We live in an age of accessible information. The internet, cellular phones, and numerous other technologies have enabled us to exchange information quicker and more effectively than ever before, which might make it seem as though we are now better informed than ever before. But many people are still ignorant of, or simply resistant to, health-related scientific findings.
Dr. Bernard Choi, a professor in the Department of Public Health Sciences at U of T, is attempting to spread new health proverbs, which make scientific findings more palatable to the public. “People often remember proverbs although they may not remember tables of data on calories or metabolic rates,” said Choi.
Well-known proverbs such as, “An ounce of prevention is better than a pound of cure,” “Eat to live, not live to eat,” “Early to bed and early to rise makes a man healthy, wealthy, and wise,” and “An apple a day keeps the doctor away,” were created by people based on their experiences. Many of these still apply today in light of recent medical research. However, Choi envisions the addition of new proverbs to this arsenal which better reflect “the results of clinical trials, rather than observations that haven’t been verified.”
In collaboration with his wife and children, Dr. Choi composed a list of “potentially promising health proverbs for the 21st century,” published in The Journal of Epidemiology and Community Health. Their sayings contain advice on all aspects of healthy living. Choice excerpts include:
A smile is an inexpensive way to improve your looks.
To get angry is to punish yourself with other people’s mistakes,” for stress management.
The more you smoke, the more you croak.
Smoking makes you ugly.
Drinker’s liver, smoker’s lung, couch potato’s flab, binger’s bulge.
Drinking and driving don’t mix
Seven days without exercise makes one weak
A tri-color meal is a good deal
Double cheeseburgers and large fries.

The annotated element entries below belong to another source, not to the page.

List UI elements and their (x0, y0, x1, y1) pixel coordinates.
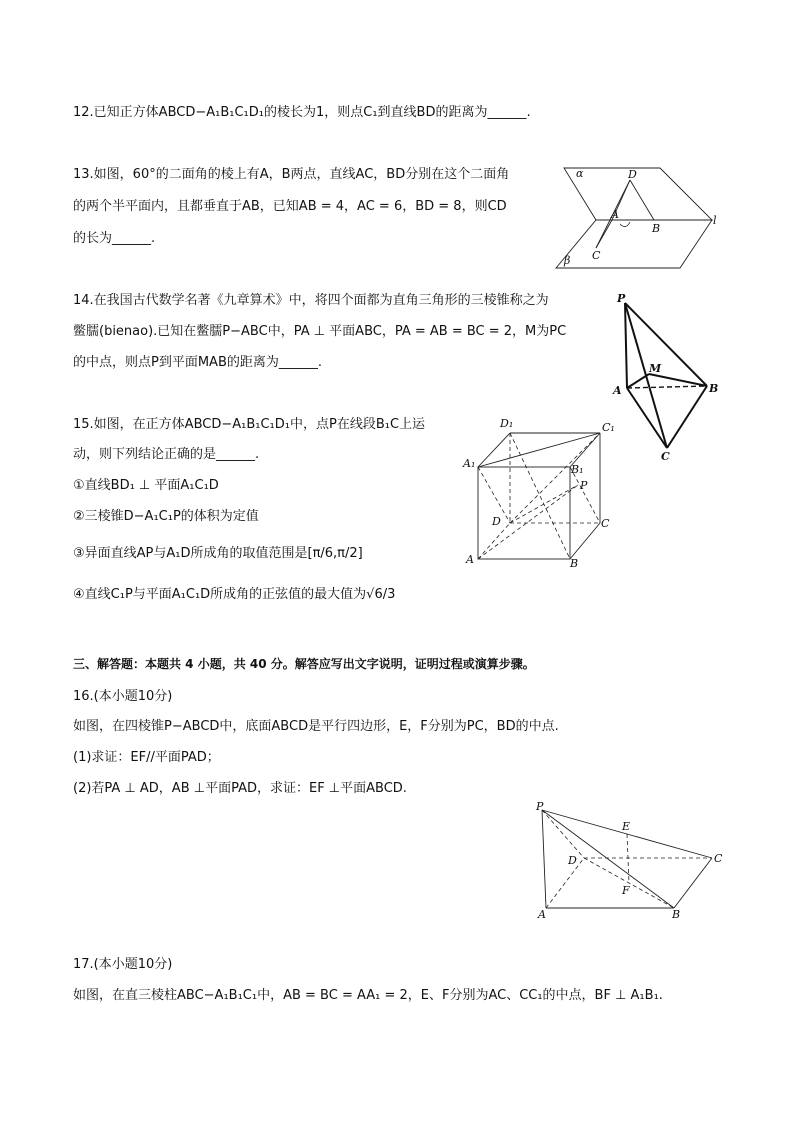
q15-label-d1: D₁ (500, 417, 514, 430)
q16-line-1: 如图，在四棱锥P−ABCD中，底面ABCD是平行四边形，E，F分别为PC，BD的中点. (73, 719, 559, 734)
q13-line-1: 13.如图，60°的二面角的棱上有A，B两点，直线AC，BD分别在这个二面角 (73, 167, 510, 182)
q15-option-3: ③异面直线AP与A₁D所成角的取值范围是[π/6,π/2] (73, 546, 363, 561)
q13-label-alpha: α (576, 167, 584, 180)
q14-pyramid-figure (605, 288, 735, 468)
q13-label-l: l (713, 214, 717, 227)
q12-text: 12.已知正方体ABCD−A₁B₁C₁D₁的棱长为1，则点C₁到直线BD的距离为______. (73, 105, 531, 120)
q15-label-c: C (601, 517, 610, 530)
q13-label-a: A (611, 208, 619, 221)
q15-label-d: D (492, 515, 501, 528)
q17-line-1: 如图，在直三棱柱ABC−A₁B₁C₁中，AB = BC = AA₁ = 2，E、F分别为AC、CC₁的中点，BF ⊥ A₁B₁. (73, 988, 663, 1003)
q15-label-a1: A₁ (463, 457, 476, 470)
q15-label-b1: B₁ (571, 463, 584, 476)
q16-label-d: D (568, 854, 577, 867)
q16-label-f: F (622, 884, 630, 897)
q16-label-a: A (538, 908, 546, 921)
q15-label-c1: C₁ (602, 421, 615, 434)
q15-label-b: B (570, 557, 579, 570)
q14-line-3: 的中点，则点P到平面MAB的距离为______. (73, 355, 322, 370)
q15-line-1: 15.如图，在正方体ABCD−A₁B₁C₁D₁中，点P在线段B₁C上运 (73, 417, 426, 432)
q16-line-3: (2)若PA ⊥ AD，AB ⊥平面PAD，求证：EF ⊥平面ABCD. (73, 781, 407, 796)
q15-cube-figure (460, 415, 620, 570)
q15-label-p: P (580, 479, 588, 492)
q14-label-m: M (649, 362, 662, 375)
q16-line-2: (1)求证：EF//平面PAD； (73, 750, 220, 765)
q13-line-2: 的两个半平面内，且都垂直于AB，已知AB = 4，AC = 6，BD = 8，则CD (73, 199, 507, 214)
q15-option-1: ①直线BD₁ ⊥ 平面A₁C₁D (73, 478, 219, 493)
section-3-title: 三、解答题：本题共 4 小题，共 40 分。解答应写出文字说明，证明过程或演算步骤。 (73, 657, 535, 671)
q14-label-p: P (617, 292, 626, 305)
q16-label-p: P (536, 800, 544, 813)
q17-header: 17.(本小题10分) (73, 957, 173, 972)
q13-label-d: D (628, 168, 637, 181)
q13-line-3: 的长为______. (73, 231, 156, 246)
q16-label-e: E (622, 820, 631, 833)
q16-pyramid-figure (530, 798, 730, 923)
q14-label-c: C (661, 450, 670, 463)
q14-label-b: B (709, 382, 719, 395)
q13-label-c: C (592, 249, 601, 262)
q13-label-beta: β (564, 254, 571, 267)
q13-label-b: B (652, 222, 661, 235)
q16-label-c: C (714, 852, 723, 865)
q14-label-a: A (613, 384, 622, 397)
q16-label-b: B (672, 908, 681, 921)
q14-line-2: 鳖臑(bienao).已知在鳖臑P−ABC中，PA ⊥ 平面ABC，PA = AB = BC = 2，M为PC (73, 324, 567, 339)
q14-line-1: 14.在我国古代数学名著《九章算术》中，将四个面都为直角三角形的三棱锥称之为 (73, 293, 549, 308)
q16-header: 16.(本小题10分) (73, 689, 173, 704)
q15-label-a: A (466, 553, 474, 566)
q15-option-4: ④直线C₁P与平面A₁C₁D所成角的正弦值的最大值为√6/3 (73, 587, 396, 602)
q15-line-2: 动，则下列结论正确的是______. (73, 447, 260, 462)
q15-option-2: ②三棱锥D−A₁C₁P的体积为定值 (73, 509, 259, 524)
q13-dihedral-figure (550, 160, 730, 275)
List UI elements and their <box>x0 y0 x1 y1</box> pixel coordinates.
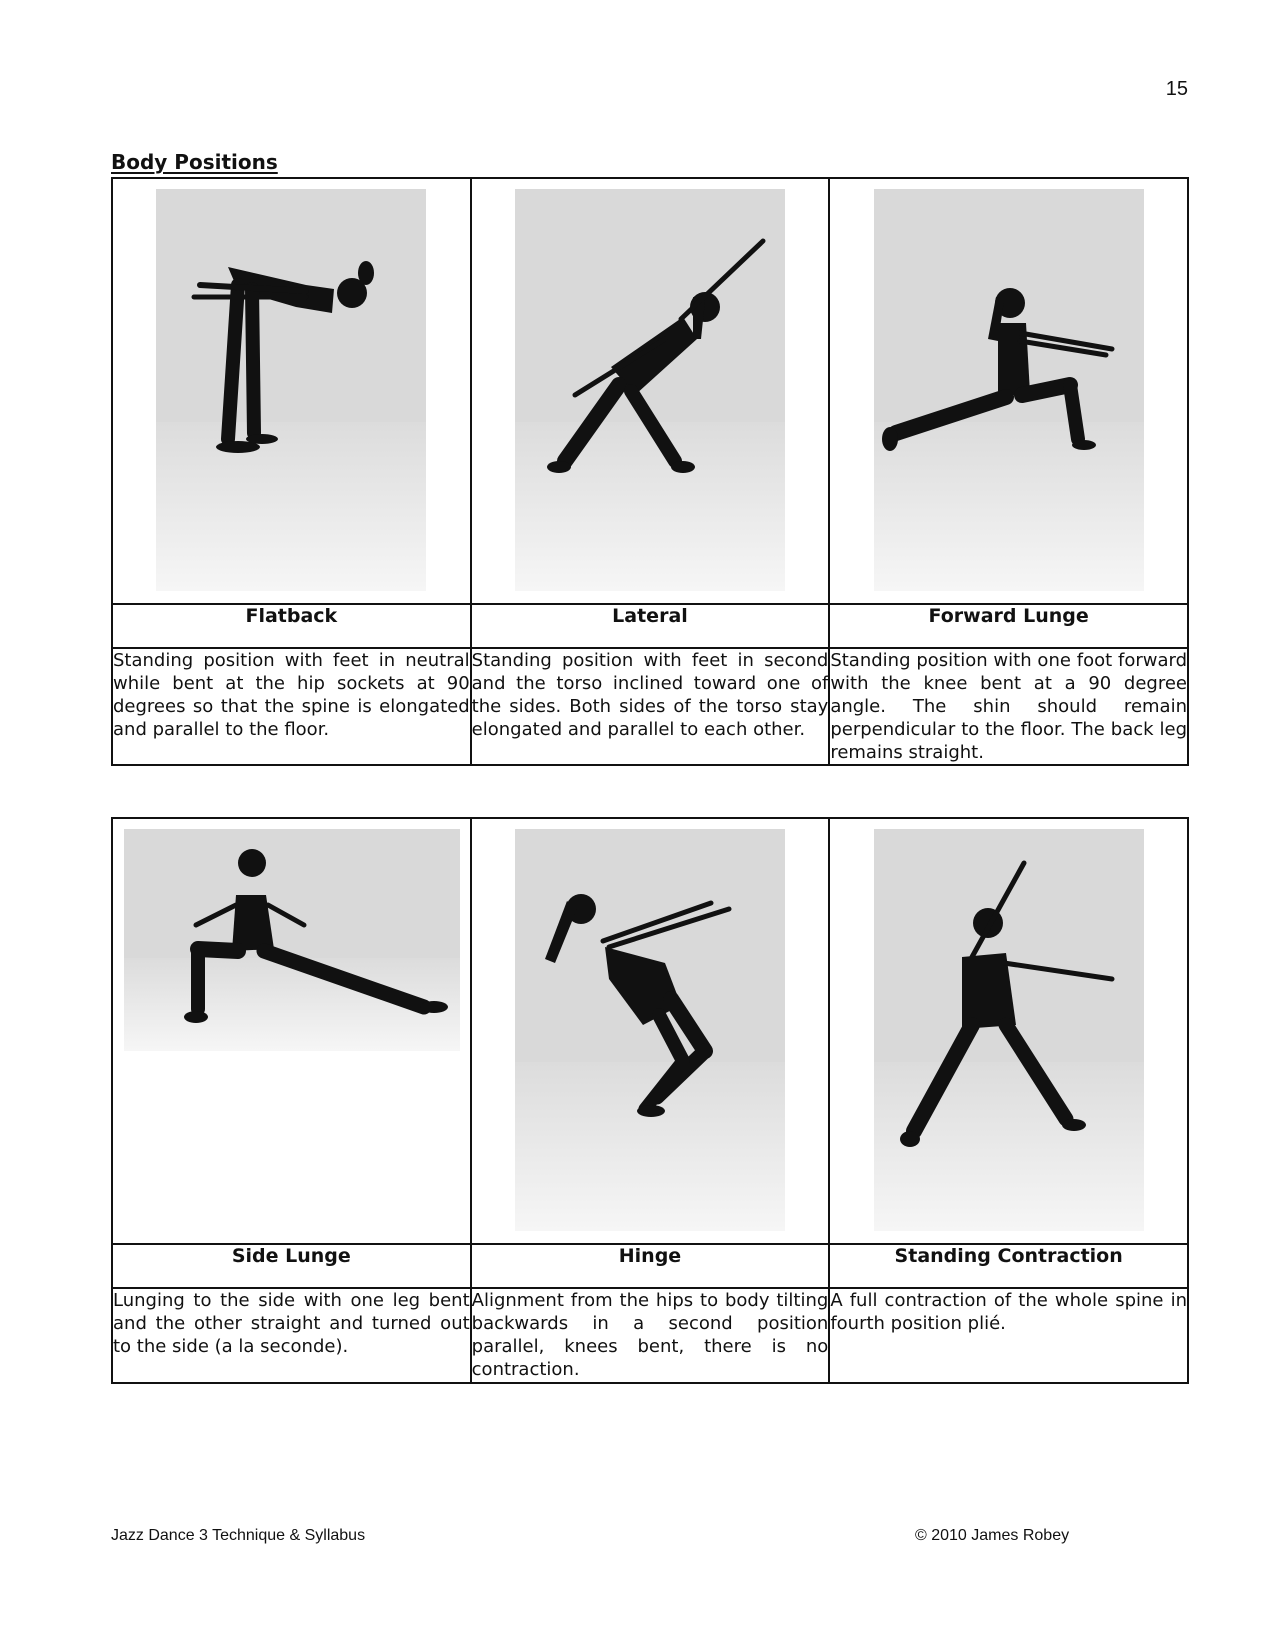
position-description: A full contraction of the whole spine in fourth position plié. <box>829 1288 1188 1383</box>
photo-cell-standing-contraction <box>829 818 1188 1244</box>
forward-lunge-photo <box>874 189 1144 591</box>
position-description: Standing position with feet in second and the torso inclined toward one of the sides. Both sides of the torso stay elongated and parallel to each other. <box>471 648 830 765</box>
position-description: Lunging to the side with one leg bent and the other straight and turned out to the side (a la seconde). <box>112 1288 471 1383</box>
position-description: Standing position with feet in neutral while bent at the hip sockets at 90 degrees so that the spine is elongated and parallel to the floor. <box>112 648 471 765</box>
standing-contraction-photo <box>874 829 1144 1231</box>
position-description: Standing position with one foot forward with the knee bent at a 90 degree angle. The shin should remain perpendicular to the floor. The back leg remains straight. <box>830 650 1187 763</box>
photo-cell-side-lunge <box>112 818 471 1244</box>
flatback-photo <box>156 189 426 591</box>
side-lunge-figure <box>124 829 460 1051</box>
section-title: Body Positions <box>111 150 278 174</box>
photo-cell-flatback <box>112 178 471 604</box>
positions-table-top <box>111 177 1189 766</box>
name-row <box>112 1244 1188 1288</box>
footer-title: Jazz Dance 3 Technique & Syllabus <box>111 1527 366 1544</box>
photo-cell-lateral <box>471 178 830 604</box>
position-name: Side Lunge <box>112 1244 471 1288</box>
photo-cell-hinge <box>471 818 830 1244</box>
photo-cell-forward-lunge <box>829 178 1188 604</box>
name-row <box>112 604 1188 648</box>
position-name: Lateral <box>471 604 830 648</box>
flatback-figure <box>156 189 426 591</box>
footer-copyright: © 2010 James Robey <box>915 1527 1070 1544</box>
position-name: Forward Lunge <box>829 604 1188 648</box>
position-name: Flatback <box>112 604 471 648</box>
position-description: Alignment from the hips to body tilting backwards in a second position parallel, knees bent, there is no contraction. <box>471 1288 830 1383</box>
forward-lunge-figure <box>874 189 1144 591</box>
photo-row <box>112 178 1188 604</box>
description-row <box>112 1288 1188 1383</box>
lateral-photo <box>515 189 785 591</box>
standing-contraction-figure <box>874 829 1144 1231</box>
hinge-figure <box>515 829 785 1231</box>
description-row <box>112 648 1188 765</box>
side-lunge-photo <box>124 829 460 1051</box>
hinge-photo <box>515 829 785 1231</box>
position-name: Standing Contraction <box>829 1244 1188 1288</box>
lateral-figure <box>515 189 785 591</box>
position-name: Hinge <box>471 1244 830 1288</box>
photo-row <box>112 818 1188 1244</box>
positions-table-bottom <box>111 817 1189 1384</box>
page-number: 15 <box>1165 78 1188 100</box>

How does diet pop make that wise?
Choi says that a more effective means of distributing health information to the public is needed. “Scientific findings must be published in accessible formats for the public to use,” he says. He suggests that the internet may not be the most effective means of informing the public. “A Google search on the internet using the key words “health + information” brought 103 million web sites. If a person spends an average of only one minute on each web site, it will take 588 years to go though all existing web sites, assuming an eight hour work day, 365 days a year,” he continued.

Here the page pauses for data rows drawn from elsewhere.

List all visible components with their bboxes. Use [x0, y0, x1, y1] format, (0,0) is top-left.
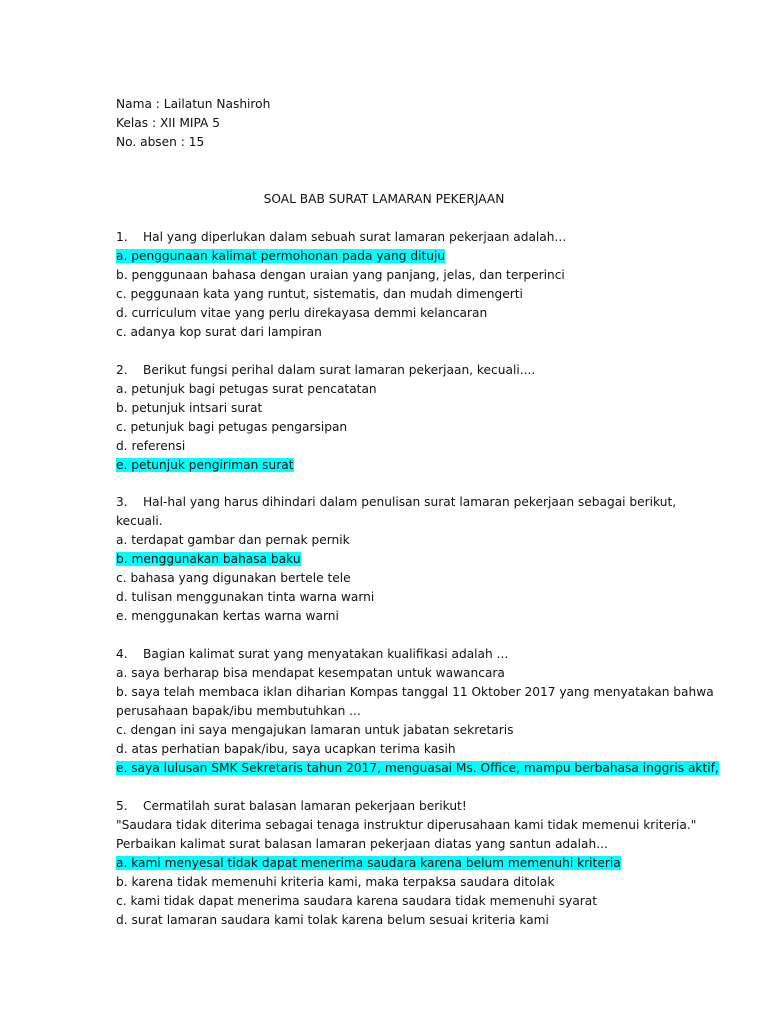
student-absen: No. absen : 15 — [116, 135, 205, 149]
option-e — [116, 759, 719, 778]
question-text — [116, 228, 716, 247]
option-b: b. penggunaan bahasa dengan uraian yang panjang, jelas, dan terperinci — [116, 268, 565, 282]
page-title: SOAL BAB SURAT LAMARAN PEKERJAAN — [263, 192, 505, 206]
option-b: b. saya telah membaca iklan diharian Kompas tanggal 11 Oktober 2017 yang menyatakan bahwa — [116, 685, 714, 699]
question-number: 5. — [116, 799, 128, 813]
option-d: d. atas perhatian bapak/ibu, saya ucapkan terima kasih — [116, 742, 456, 756]
answer-highlight: a. kami menyesal tidak dapat menerima saudara karena belum memenuhi kriteria — [116, 856, 621, 870]
option-a — [116, 247, 716, 266]
question-number: 1. — [116, 230, 128, 244]
answer-highlight: a. penggunaan kalimat permohonan pada yang dituju — [116, 249, 446, 263]
question-stem: Hal-hal yang harus dihindari dalam penulisan surat lamaran pekerjaan sebagai berikut, — [143, 495, 677, 509]
question-stem: Berikut fungsi perihal dalam surat lamaran pekerjaan, kecuali.... — [143, 363, 536, 377]
question-number: 3. — [116, 495, 128, 509]
option-b: b. karena tidak memenuhi kriteria kami, maka terpaksa saudara ditolak — [116, 875, 555, 889]
question-number: 4. — [116, 647, 128, 661]
question-prompt: Perbaikan kalimat surat balasan lamaran pekerjaan diatas yang santun adalah... — [116, 837, 608, 851]
option-c: c. dengan ini saya mengajukan lamaran untuk jabatan sekretaris — [116, 723, 514, 737]
option-d: d. tulisan menggunakan tinta warna warni — [116, 590, 375, 604]
option-e: c. adanya kop surat dari lampiran — [116, 325, 322, 339]
option-b — [116, 550, 716, 569]
answer-highlight: e. saya lulusan SMK Sekretaris tahun 2017, menguasai Ms. Office, mampu berbahasa inggris aktif, — [116, 761, 719, 775]
question-quote: "Saudara tidak diterima sebagai tenaga instruktur diperusahaan kami tidak memenui kriteria." — [116, 818, 697, 832]
option-e: e. menggunakan kertas warna warni — [116, 609, 339, 623]
question-text — [116, 645, 716, 664]
option-d: d. surat lamaran saudara kami tolak karena belum sesuai kriteria kami — [116, 913, 549, 927]
option-a — [116, 854, 716, 873]
question-text — [116, 797, 716, 816]
student-class: Kelas : XII MIPA 5 — [116, 116, 220, 130]
student-info — [116, 95, 716, 152]
answer-highlight: b. menggunakan bahasa baku — [116, 552, 301, 566]
option-c: c. petunjuk bagi petugas pengarsipan — [116, 420, 348, 434]
question-stem: Hal yang diperlukan dalam sebuah surat lamaran pekerjaan adalah... — [143, 230, 567, 244]
question-stem: Bagian kalimat surat yang menyatakan kualifikasi adalah ... — [143, 647, 509, 661]
option-c: c. peggunaan kata yang runtut, sistematis, dan mudah dimengerti — [116, 287, 523, 301]
answer-highlight: e. petunjuk pengiriman surat — [116, 458, 294, 472]
option-b-continued: perusahaan bapak/ibu membutuhkan ... — [116, 704, 361, 718]
question-4 — [116, 645, 719, 778]
option-b: b. petunjuk intsari surat — [116, 401, 263, 415]
option-a: a. petunjuk bagi petugas surat pencatatan — [116, 382, 377, 396]
option-c: c. bahasa yang digunakan bertele tele — [116, 571, 351, 585]
question-stem: Cermatilah surat balasan lamaran pekerjaan berikut! — [143, 799, 467, 813]
option-e — [116, 456, 716, 475]
option-a: a. terdapat gambar dan pernak pernik — [116, 533, 350, 547]
option-a: a. saya berharap bisa mendapat kesempatan untuk wawancara — [116, 666, 505, 680]
question-number: 2. — [116, 363, 128, 377]
question-text-continued: kecuali. — [116, 514, 163, 528]
question-1 — [116, 228, 716, 342]
option-c: c. kami tidak dapat menerima saudara karena saudara tidak memenuhi syarat — [116, 894, 598, 908]
student-name: Nama : Lailatun Nashiroh — [116, 97, 271, 111]
question-2 — [116, 361, 716, 475]
option-d: d. curriculum vitae yang perlu direkayasa demmi kelancaran — [116, 306, 488, 320]
question-text — [116, 361, 716, 380]
question-3 — [116, 493, 716, 626]
question-5 — [116, 797, 716, 930]
option-d: d. referensi — [116, 439, 186, 453]
question-text — [116, 493, 716, 512]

He suggests that health information can be converted into more appealing forms such as plays, folk songs and other forms of entertainment. Choi also sees a need to convert dry statistics into events that people can relate to. He cites as an example the “Chronic Disease Clock” on which it is possible to see, in real time, increases in the number of deaths due to chronic diseases. Chronic diseases are non-infectious, preventable, and often the result of personal health choices; examples include diabetes, lung cancer, arthritis, and stroke.
Integrating scientific health-related findings into cultural events and activities appears to be a sure-fire way to raise public awareness of medical discoveries. Armed with a hoard of innovative proverbs, folk songs, and plays, which subtly promote health consciousness, Choi suggests that people’s behaviour is sure to change for the better. But will people take these cute new sayings seriously? Will they change their behaviour accordingly? Or will such innovative sayings as “The more you smoke, the more you croak” be laughed off by the smoker as he lights up his cigarette, in the same way that he ignores the gruesome pictures of cancerous lungs and blackened teeth on his cigarette box?